The SpeakIn Speaker Verification System for Far-Field Speaker Verification Challenge 2022

September 23, 2022 · Declared Dead · 🏛 The 2022 Far-field Speaker Verification Challenge (FFSVC2022)

"No code URL or promise found in abstract"

Evidence collected by the PWNC Scanner

Authors Yu Zheng, Jinghan Peng, Yihao Chen, Yajun Zhang, Jialong Wang, Min Liu, Minqiang Xu arXiv ID 2209.11625 Category cs.SD: Sound Cross-listed cs.AI, eess.AS Citations 9 Venue The 2022 Far-field Speaker Verification Challenge (FFSVC2022) Last Checked 3 months ago

Abstract

This paper describes speaker verification (SV) systems submitted by the SpeakIn team to the Task 1 and Task 2 of the Far-Field Speaker Verification Challenge 2022 (FFSVC2022). SV tasks of the challenge focus on the problem of fully supervised far-field speaker verification (Task 1) and semi-supervised far-field speaker verification (Task 2). In Task 1, we used the VoxCeleb and FFSVC2020 datasets as train datasets. And for Task 2, we only used the VoxCeleb dataset as train set. The ResNet-based and RepVGG-based architectures were developed for this challenge.

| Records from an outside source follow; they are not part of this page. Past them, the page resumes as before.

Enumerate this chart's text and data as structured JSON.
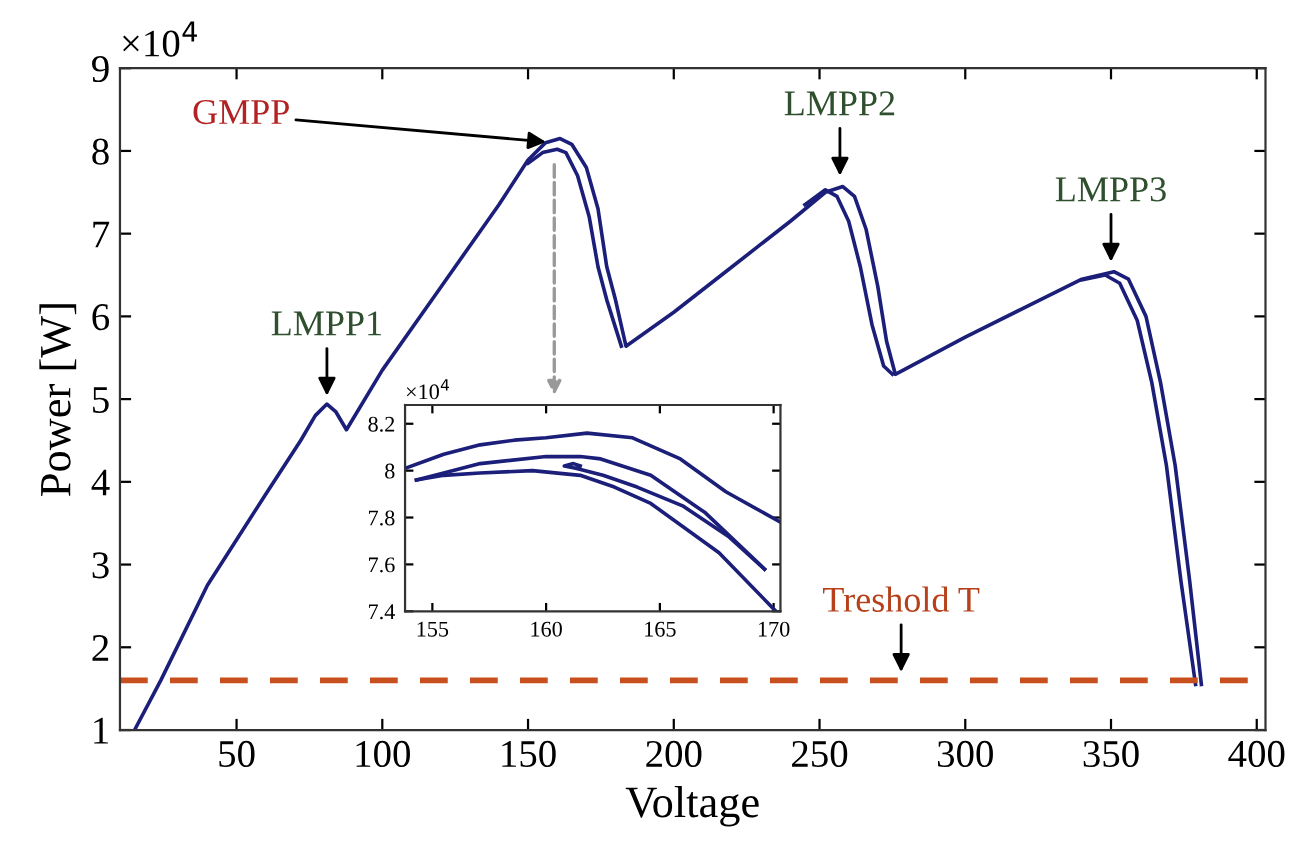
{
  "chart_data": [
    {
      "type": "line",
      "xlabel": "Voltage",
      "ylabel": "Power [W]",
      "xlim": [
        10,
        403
      ],
      "ylim": [
        1,
        9
      ],
      "xticks": [
        50,
        100,
        150,
        200,
        250,
        300,
        350,
        400
      ],
      "yticks": [
        1,
        2,
        3,
        4,
        5,
        6,
        7,
        8,
        9
      ],
      "grid": false,
      "legend": false,
      "line_style": "solid",
      "marker": "none",
      "series": [
        {
          "color": "#1c1f7a",
          "x": [
            15,
            24,
            40,
            60,
            72,
            77,
            81,
            84,
            87.7,
            100,
            120,
            140,
            150,
            156,
            161,
            165,
            170,
            174,
            177,
            180,
            183.6,
            200,
            220,
            240,
            252,
            258,
            262,
            266,
            270,
            273,
            276,
            300,
            320,
            340,
            351,
            356,
            362,
            367,
            372,
            377,
            381
          ],
          "values": [
            1.0,
            1.6,
            2.75,
            3.85,
            4.5,
            4.8,
            4.94,
            4.85,
            4.63,
            5.35,
            6.35,
            7.35,
            7.89,
            8.1,
            8.15,
            8.08,
            7.8,
            7.3,
            6.6,
            6.2,
            5.64,
            6.05,
            6.6,
            7.15,
            7.5,
            7.57,
            7.45,
            7.05,
            6.36,
            5.7,
            5.3,
            5.75,
            6.1,
            6.45,
            6.54,
            6.45,
            6.0,
            5.2,
            4.2,
            2.8,
            1.55
          ]
        },
        {
          "color": "#1c1f7a",
          "x": [
            150,
            155,
            160,
            163,
            167,
            171,
            174,
            177,
            182,
            200,
            245,
            252,
            256,
            260,
            264,
            268,
            272,
            275,
            300,
            340,
            348,
            353,
            359,
            364,
            369,
            374,
            379
          ],
          "values": [
            7.85,
            7.98,
            8.02,
            7.98,
            7.7,
            7.2,
            6.6,
            6.2,
            5.64,
            null,
            7.35,
            7.53,
            7.45,
            7.15,
            6.6,
            5.9,
            5.4,
            5.3,
            null,
            6.44,
            6.5,
            6.4,
            5.95,
            5.2,
            4.2,
            2.8,
            1.55
          ]
        }
      ],
      "ref_lines": [
        {
          "axis": "y",
          "value": 1.6,
          "color": "#c8501e",
          "line_style": "dashed"
        }
      ],
      "annotations": [
        "×10$^{4}$",
        {
          "text": "GMPP",
          "x": 159,
          "y": 8.1
        },
        {
          "text": "LMPP1",
          "x": 81,
          "y": 4.94
        },
        {
          "text": "LMPP2",
          "x": 257,
          "y": 7.6
        },
        {
          "text": "LMPP3",
          "x": 350,
          "y": 6.56
        },
        {
          "text": "Treshold T",
          "x": 278,
          "y": 1.6
        }
      ]
    },
    {
      "type": "line",
      "xlim": [
        153.8,
        170.3
      ],
      "ylim": [
        7.4,
        8.28
      ],
      "xticks": [
        155,
        160,
        165,
        170
      ],
      "yticks": [
        7.4,
        7.6,
        7.8,
        8,
        8.2
      ],
      "grid": false,
      "legend": false,
      "line_style": "solid",
      "marker": "none",
      "series": [
        {
          "color": "#1c1f7a",
          "x": [
            153.8,
            155.5,
            157.1,
            158.6,
            160,
            161.8,
            163.8,
            165.9,
            167.9,
            170.3
          ],
          "values": [
            8.01,
            8.07,
            8.11,
            8.13,
            8.14,
            8.16,
            8.14,
            8.05,
            7.91,
            7.78
          ]
        },
        {
          "color": "#1c1f7a",
          "x": [
            154.3,
            155.5,
            157.1,
            160,
            161.5,
            162.4,
            164.6,
            167,
            169.6
          ],
          "values": [
            7.96,
            7.99,
            8.03,
            8.06,
            8.06,
            8.05,
            7.98,
            7.82,
            7.58
          ]
        },
        {
          "color": "#1c1f7a",
          "x": [
            169.6,
            168,
            166,
            164,
            162.5,
            161.3,
            160.8,
            161.2,
            161.5
          ],
          "values": [
            7.58,
            7.72,
            7.85,
            7.93,
            7.98,
            8.01,
            8.02,
            8.03,
            8.02
          ]
        },
        {
          "color": "#1c1f7a",
          "x": [
            154.3,
            155.5,
            157.1,
            159.4,
            161.5,
            163,
            164.6,
            167.6,
            170.1
          ],
          "values": [
            7.96,
            7.98,
            7.99,
            8.0,
            7.98,
            7.93,
            7.86,
            7.65,
            7.4
          ]
        }
      ],
      "annotations": [
        "×10$^{4}$"
      ]
    }
  ]
}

Global statistic pooling structure and MQMHA pooling structure were used to aggregate the frame-level features across time to obtain utterance-level representation. We adopted AM-Softmax and AAM-Softmax to classify the resulting embeddings. We innovatively propose a staged transfer learning method. In the pre-training stage we reserve the speaker weights, and there are no positive samples to train them in this stage. Then we fine-tune these weights with both positive and negative samples in the second stage. Compared with the traditional transfer learning strategy, this strategy can better improve the model performance. The Sub-Mean and AS-Norm backend methods were used to solve the problem of domain mismatch. In the fusion stage, three models were fused in Task1 and two models were fused in Task2. On the FFSVC2022 leaderboard, the EER of our submission is 3.0049% and the corresponding minDCF is 0.2938 in Task1. In Task2, EER and minDCF are 6.2060% and 0.5232 respectively. Our approach leads to excellent performance and ranks 1st in both challenge tasks.